The city of Fayetteville, N.C., and the Astros are moving closer to a deal that would place a high Class A franchise in the city.
Fayetteville’s city council voted 10-0 to accept a memorandum of understanding to build a ballpark for a franchise, the Fayetteville Observer reported Wednesday night.
The deal calls for the stadium to be completed by 2019 and includes a 30-year lease that would begin when the franchise first occupies the stadium, according to the newspaper.
“The City Council views this project as so much more than a baseball stadium—we see it as an economic development catalyst for Fayetteville,” mayor Nat Robertson told the newspaper. “As we move forward in this process, we are taking an approach that will benefit our community economically and provide our residents with excellent entertainment, retail and dining options, in addition to being able to see some world-class baseball in downtown Fayetteville.”
The MOU is non-binding but a binding agreement could be done within 45-60 days, according to the newspaper. A team could play in Fayetteville as early as next season.
The Astros are currently affiliated with the Lancaster JetHawks of the California League; the team is owned by Jake Kerr and is one of the league’s more successful franchises, unlikely to move.

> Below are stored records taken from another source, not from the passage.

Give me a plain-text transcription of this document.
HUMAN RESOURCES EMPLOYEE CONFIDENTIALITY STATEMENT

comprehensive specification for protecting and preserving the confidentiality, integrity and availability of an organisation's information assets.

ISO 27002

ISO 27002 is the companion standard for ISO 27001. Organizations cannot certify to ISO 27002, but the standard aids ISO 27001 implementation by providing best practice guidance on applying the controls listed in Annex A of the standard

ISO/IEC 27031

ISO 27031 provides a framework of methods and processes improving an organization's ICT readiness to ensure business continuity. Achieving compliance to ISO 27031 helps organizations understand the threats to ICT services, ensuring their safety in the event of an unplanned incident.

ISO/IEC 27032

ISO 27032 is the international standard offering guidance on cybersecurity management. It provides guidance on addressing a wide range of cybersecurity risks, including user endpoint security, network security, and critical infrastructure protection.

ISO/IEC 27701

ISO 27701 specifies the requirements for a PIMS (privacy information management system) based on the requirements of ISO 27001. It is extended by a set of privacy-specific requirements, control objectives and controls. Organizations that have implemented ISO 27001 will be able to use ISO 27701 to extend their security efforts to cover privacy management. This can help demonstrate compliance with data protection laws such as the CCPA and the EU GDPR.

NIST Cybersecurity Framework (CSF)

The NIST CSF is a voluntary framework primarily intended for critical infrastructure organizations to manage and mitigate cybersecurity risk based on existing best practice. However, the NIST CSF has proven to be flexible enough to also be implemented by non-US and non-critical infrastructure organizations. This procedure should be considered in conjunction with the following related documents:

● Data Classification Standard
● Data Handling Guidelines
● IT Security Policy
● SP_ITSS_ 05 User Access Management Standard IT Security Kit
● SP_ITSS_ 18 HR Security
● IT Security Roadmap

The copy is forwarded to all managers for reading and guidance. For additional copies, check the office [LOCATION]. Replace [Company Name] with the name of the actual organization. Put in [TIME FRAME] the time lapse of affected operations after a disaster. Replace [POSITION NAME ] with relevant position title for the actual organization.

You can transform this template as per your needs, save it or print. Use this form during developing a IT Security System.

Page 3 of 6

More likely, the Astros would purchase another franchise and move it to Fayetteville, if a final agreement is reached.
It’s expected that two Cal League franchises, High Desert and Bakersfield, would shift to the Carolina League with Fayetteville and Kinston, N.C., being their new homes.

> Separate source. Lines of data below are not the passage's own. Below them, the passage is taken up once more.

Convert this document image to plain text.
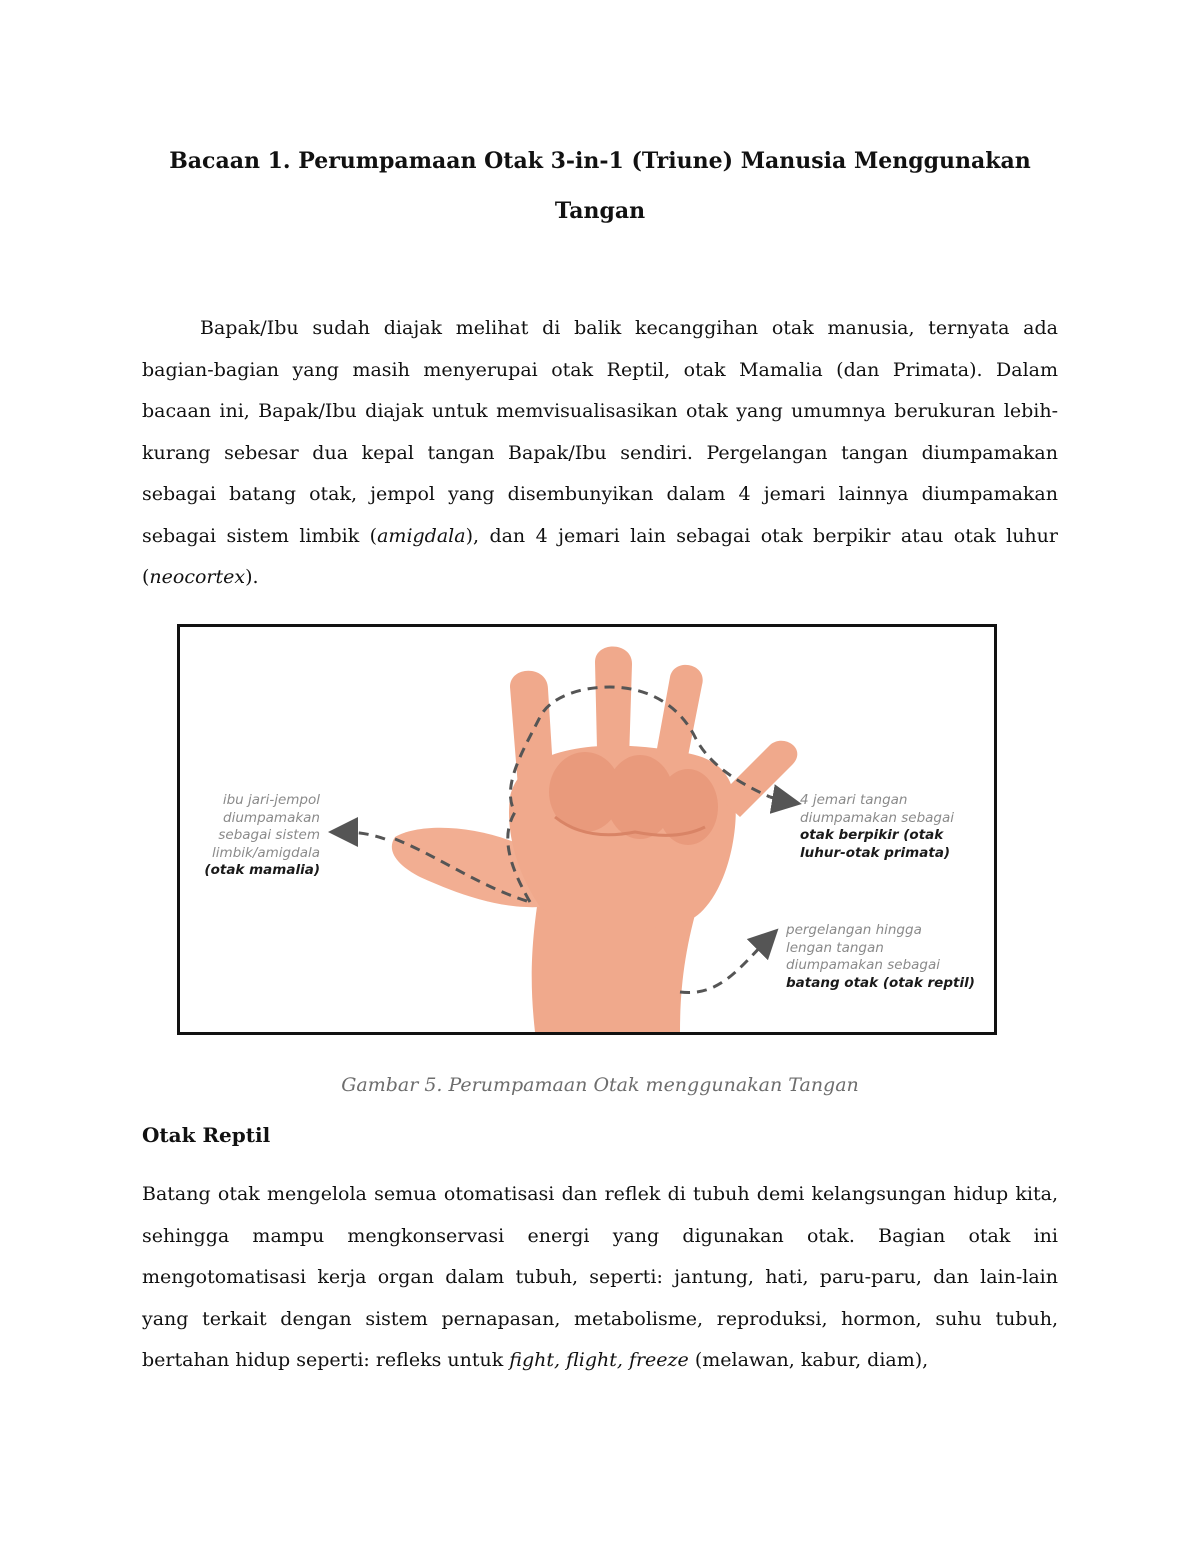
Bacaan 1. Perumpamaan Otak 3-in-1 (Triune) Manusia Menggunakan Tangan

Bapak/Ibu sudah diajak melihat di balik kecanggihan otak manusia, ternyata ada bagian-bagian yang masih menyerupai otak Reptil, otak Mamalia (dan Primata). Dalam bacaan ini, Bapak/Ibu diajak untuk memvisualisasikan otak yang umumnya berukuran lebih-kurang sebesar dua kepal tangan Bapak/Ibu sendiri. Pergelangan tangan diumpamakan sebagai batang otak, jempol yang disembunyikan dalam 4 jemari lainnya diumpamakan sebagai sistem limbik (amigdala), dan 4 jemari lain sebagai otak berpikir atau otak luhur (neocortex).

ibu jari-jempol
diumpamakan
sebagai sistem
limbik/amigdala
(otak mamalia)
4 jemari tangan
diumpamakan sebagai
otak berpikir (otak
luhur-otak primata)
pergelangan hingga
lengan tangan
diumpamakan sebagai
batang otak (otak reptil)
Gambar 5. Perumpamaan Otak menggunakan Tangan
Otak Reptil

Batang otak mengelola semua otomatisasi dan reflek di tubuh demi kelangsungan hidup kita, sehingga mampu mengkonservasi energi yang digunakan otak. Bagian otak ini mengotomatisasi kerja organ dalam tubuh, seperti: jantung, hati, paru-paru, dan lain-lain yang terkait dengan sistem pernapasan, metabolisme, reproduksi, hormon, suhu tubuh, bertahan hidup seperti: refleks untuk fight, flight, freeze (melawan, kabur, diam),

Jason Freier of Hardball Capital, an investment and consulting firm based in Atlanta that has a stake in three minor league teams—low Class A Fort Wayne (Padres), Double-A Chattanooga (Dodgers) and low Class A Columbia (Mets)—is consulting for the city of Fayetteville on the deal.

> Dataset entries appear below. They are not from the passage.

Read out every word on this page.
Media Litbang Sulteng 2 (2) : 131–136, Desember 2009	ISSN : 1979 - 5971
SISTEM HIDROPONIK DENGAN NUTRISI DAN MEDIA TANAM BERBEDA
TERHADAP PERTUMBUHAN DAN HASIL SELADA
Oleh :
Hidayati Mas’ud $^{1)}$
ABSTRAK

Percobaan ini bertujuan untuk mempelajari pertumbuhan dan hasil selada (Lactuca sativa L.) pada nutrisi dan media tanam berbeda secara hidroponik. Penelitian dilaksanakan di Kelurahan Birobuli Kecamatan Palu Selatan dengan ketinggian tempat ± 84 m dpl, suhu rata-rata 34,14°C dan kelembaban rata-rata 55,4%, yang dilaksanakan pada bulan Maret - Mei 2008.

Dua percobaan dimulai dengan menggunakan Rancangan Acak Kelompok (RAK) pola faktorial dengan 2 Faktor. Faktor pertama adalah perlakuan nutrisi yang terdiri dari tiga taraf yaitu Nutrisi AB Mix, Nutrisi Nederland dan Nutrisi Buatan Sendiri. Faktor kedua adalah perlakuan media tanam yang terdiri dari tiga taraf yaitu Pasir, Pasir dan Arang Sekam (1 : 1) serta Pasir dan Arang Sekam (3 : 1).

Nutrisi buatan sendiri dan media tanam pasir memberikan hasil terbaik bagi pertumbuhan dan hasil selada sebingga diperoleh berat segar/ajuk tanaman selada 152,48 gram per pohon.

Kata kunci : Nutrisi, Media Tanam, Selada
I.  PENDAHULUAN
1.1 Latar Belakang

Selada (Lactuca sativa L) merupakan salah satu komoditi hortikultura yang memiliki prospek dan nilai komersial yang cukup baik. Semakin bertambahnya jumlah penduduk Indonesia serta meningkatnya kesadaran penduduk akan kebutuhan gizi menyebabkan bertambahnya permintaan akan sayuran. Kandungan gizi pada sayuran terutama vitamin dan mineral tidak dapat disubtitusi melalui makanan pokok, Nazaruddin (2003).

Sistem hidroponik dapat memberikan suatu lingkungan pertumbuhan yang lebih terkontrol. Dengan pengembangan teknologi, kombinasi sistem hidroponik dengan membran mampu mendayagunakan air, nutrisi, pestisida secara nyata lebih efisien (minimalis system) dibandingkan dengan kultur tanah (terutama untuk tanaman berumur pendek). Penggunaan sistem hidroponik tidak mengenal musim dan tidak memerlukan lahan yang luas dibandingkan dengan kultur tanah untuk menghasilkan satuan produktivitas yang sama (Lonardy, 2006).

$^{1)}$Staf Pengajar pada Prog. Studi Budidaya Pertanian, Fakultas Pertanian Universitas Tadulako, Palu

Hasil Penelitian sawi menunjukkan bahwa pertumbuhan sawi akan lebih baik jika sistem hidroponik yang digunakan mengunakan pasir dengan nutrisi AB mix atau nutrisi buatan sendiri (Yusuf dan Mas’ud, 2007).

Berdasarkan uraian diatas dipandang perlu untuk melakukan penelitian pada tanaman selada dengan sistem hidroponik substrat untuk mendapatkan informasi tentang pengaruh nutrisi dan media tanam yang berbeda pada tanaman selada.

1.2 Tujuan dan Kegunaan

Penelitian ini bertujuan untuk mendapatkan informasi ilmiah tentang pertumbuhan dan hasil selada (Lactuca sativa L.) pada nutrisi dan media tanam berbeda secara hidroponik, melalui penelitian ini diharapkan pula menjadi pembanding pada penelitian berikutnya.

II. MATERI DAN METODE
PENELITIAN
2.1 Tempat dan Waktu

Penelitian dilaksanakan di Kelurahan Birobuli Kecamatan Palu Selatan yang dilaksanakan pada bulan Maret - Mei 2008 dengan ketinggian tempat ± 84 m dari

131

A team could play in Fayetteville as soon as 2017, Freier said, but where it would play is a down-the-road discussion.
“In terms of where a team might play until a (new) stadium is built has not been discussed. All of the energy has been directed to the long-term solution,” he told BA last week. “Obviously, no new ballpark would be ready for next season. But the question of where the team might play is secondary.”
J.P. Riddle Stadium, which was home of the South Atlantic League franchise that played in Fayetteville from 1987-2001, remains in use, occupied by the Fayetteville SwampDogs of the summer collegiate Coastal Plain League. It likely would require a standards waiver from Minor League Baseball to serve as a temporary high Class A home, however.
According to the Observer, a new stadium could result on an annual basis to $7.2 million in economic output, $1.7 million in annual labor income and $365,000 in additional tax revenue. The Astros will pay $250,000 a year in rent to the city, with that amount rising after every fifth year for a total of more than $9 million.